5. Why negative energy means a closed orbit
The escape point is defined by
\[
E=0.
\]
If
\[
E<0,
\]
the orbiting object does not have enough energy to reach infinity with nonzero separation speed. It is bound.
If
\[
E=0,
\]
the object is at the parabolic escape threshold.
If
\[
E>0,
\]
the object is unbound and can escape with remaining speed at infinity.
6. Escape speed from energy
Starting from the instantaneous energy equation,
\[
E=\frac12mv^2-\frac{GMm}{r}.
\]
Set \(E=0\) for just escape:
\[
0=\frac12mv_{\mathrm{esc}}^2-\frac{GMm}{r}.
\]
Rearranging gives
\[
\frac12mv_{\mathrm{esc}}^2=\frac{GMm}{r}.
\]
Cancel \(m\):
\[
\frac12v_{\mathrm{esc}}^2=\frac{GM}{r}.
\]
Therefore,
\[
\boxed{
v_{\mathrm{esc}}=\sqrt{\frac{2GM}{r}}
}.
\]
For a circular orbit at the same radius,
\[
v_{\mathrm{circ}}=\sqrt{\frac{GM}{r}}.
\]
So
\[
\boxed{
v_{\mathrm{esc}}=\sqrt{2}\,v_{\mathrm{circ}}
}.
\]
7. Energy needed to escape from a bound orbit
A bound orbit has \(E<0\). To reach the escape threshold,
\[
E_{\mathrm{final}}=0.
\]
The energy that must be added is
\[
\Delta E_{\mathrm{escape}}
=
0-E
=
\boxed{-E}.
\]
For a circular orbit,
\[
\Delta E_{\mathrm{escape}}
=
\frac{GMm}{2r}.
\]
This equals the circular-orbit kinetic energy at that radius.

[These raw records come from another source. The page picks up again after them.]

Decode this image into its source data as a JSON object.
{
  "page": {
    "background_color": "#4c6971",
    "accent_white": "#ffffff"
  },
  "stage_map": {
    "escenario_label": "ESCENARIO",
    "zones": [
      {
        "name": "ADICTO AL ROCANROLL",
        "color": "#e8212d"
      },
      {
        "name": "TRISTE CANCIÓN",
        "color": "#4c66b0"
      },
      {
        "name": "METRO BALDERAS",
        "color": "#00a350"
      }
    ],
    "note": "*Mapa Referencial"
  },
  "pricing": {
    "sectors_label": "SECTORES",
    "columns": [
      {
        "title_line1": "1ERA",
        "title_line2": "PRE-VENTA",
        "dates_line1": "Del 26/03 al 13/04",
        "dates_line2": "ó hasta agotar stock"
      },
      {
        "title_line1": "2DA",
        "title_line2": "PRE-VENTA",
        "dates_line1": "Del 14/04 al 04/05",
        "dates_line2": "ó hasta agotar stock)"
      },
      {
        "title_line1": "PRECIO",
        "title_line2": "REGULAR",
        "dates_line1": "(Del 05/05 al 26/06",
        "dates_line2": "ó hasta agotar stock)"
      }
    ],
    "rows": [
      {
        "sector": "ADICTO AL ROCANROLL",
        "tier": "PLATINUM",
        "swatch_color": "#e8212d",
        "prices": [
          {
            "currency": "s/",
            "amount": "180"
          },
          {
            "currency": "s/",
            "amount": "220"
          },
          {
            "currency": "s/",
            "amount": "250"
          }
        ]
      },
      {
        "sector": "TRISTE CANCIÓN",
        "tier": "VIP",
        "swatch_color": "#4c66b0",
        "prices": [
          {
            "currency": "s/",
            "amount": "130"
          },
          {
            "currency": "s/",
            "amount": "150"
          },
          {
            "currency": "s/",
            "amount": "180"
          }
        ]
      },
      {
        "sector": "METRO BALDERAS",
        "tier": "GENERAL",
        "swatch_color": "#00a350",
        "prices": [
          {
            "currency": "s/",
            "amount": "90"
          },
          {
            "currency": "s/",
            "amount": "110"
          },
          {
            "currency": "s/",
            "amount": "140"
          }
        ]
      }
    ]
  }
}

8. Worked example: satellite in circular Earth orbit
Suppose a satellite of mass \(m=1000\ \mathrm{kg}\) is in a circular orbit at radius
\[
r=6.771\times10^6\ \mathrm{m}.
\]
Use
\[
G=6.67430\times10^{-11}\ \mathrm{N\,m^2/kg^2},
\qquad
M_{\oplus}=5.9722\times10^{24}\ \mathrm{kg}.
\]
The total mechanical energy is
\[
E=-\frac{GMm}{2r}.
\]
Substitute:
\[
E=
-\frac{
(6.67430\times10^{-11})
(5.9722\times10^{24})
(1000)
}
{2(6.771\times10^6)}.
\]
\[
E\approx-2.94\times10^{10}\ \mathrm{J}.
\]
Therefore,
\[
\boxed{
E\approx-29.4\ \mathrm{GJ}
}.
\]
The negative sign means the satellite is gravitationally bound.

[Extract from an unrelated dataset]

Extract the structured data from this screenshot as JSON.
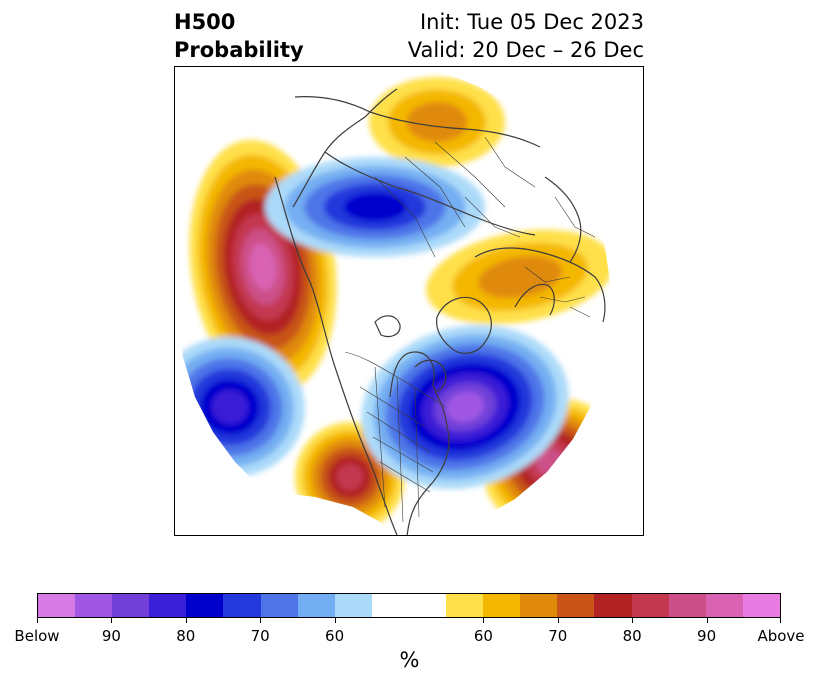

9. Orbit type by energy sign
| Energy sign |
Orbit type |
Meaning |
| \(E<0\) |
Bound ellipse or circle |
The object stays gravitationally bound unless energy is added |
| \(E=0\) |
Parabolic escape |
The object just escapes with zero speed at infinity |
| \(E>0\) |
Hyperbolic/unbound trajectory |
The object escapes with leftover speed at infinity |
10. Summary formulas
| Goal |
Formula |
Use |
| Instantaneous kinetic energy |
\(K=\frac12mv^2\) |
Energy due to speed |
| Gravitational potential energy |
\(U=-GMm/r\) |
Energy relative to zero at infinity |
| Total mechanical energy |
\(E=K+U\) |
Energy used to classify bound or unbound motion |
| Circular orbit energy |
\(E=-GMm/(2r)\) |
Total energy for a circular orbit |
| Bound orbit energy |
\(E=-GMm/(2a)\) |
Total energy for any Keplerian ellipse |
| Specific energy |
\(\varepsilon=v^2/2-GM/r\) |
Energy per unit mass |
| Escape speed |
\(v_{\mathrm{esc}}=\sqrt{2GM/r}\) |
Speed where \(E=0\) |
11. Assumptions and limits
- The model uses Newtonian gravity.
- The central body is treated as spherical or point-like.
- Atmospheric drag, thrust, and non-gravitational forces are ignored.
- The zero of gravitational potential energy is chosen at infinity.
- The formula \(E=-GMm/(2a)\) applies to ideal Keplerian bound orbits.
- Real spacecraft may need corrections for drag, thrust, oblateness, and perturbations from other bodies.
Key idea: orbital energy is negative for closed orbits because the object needs extra energy to escape to infinity.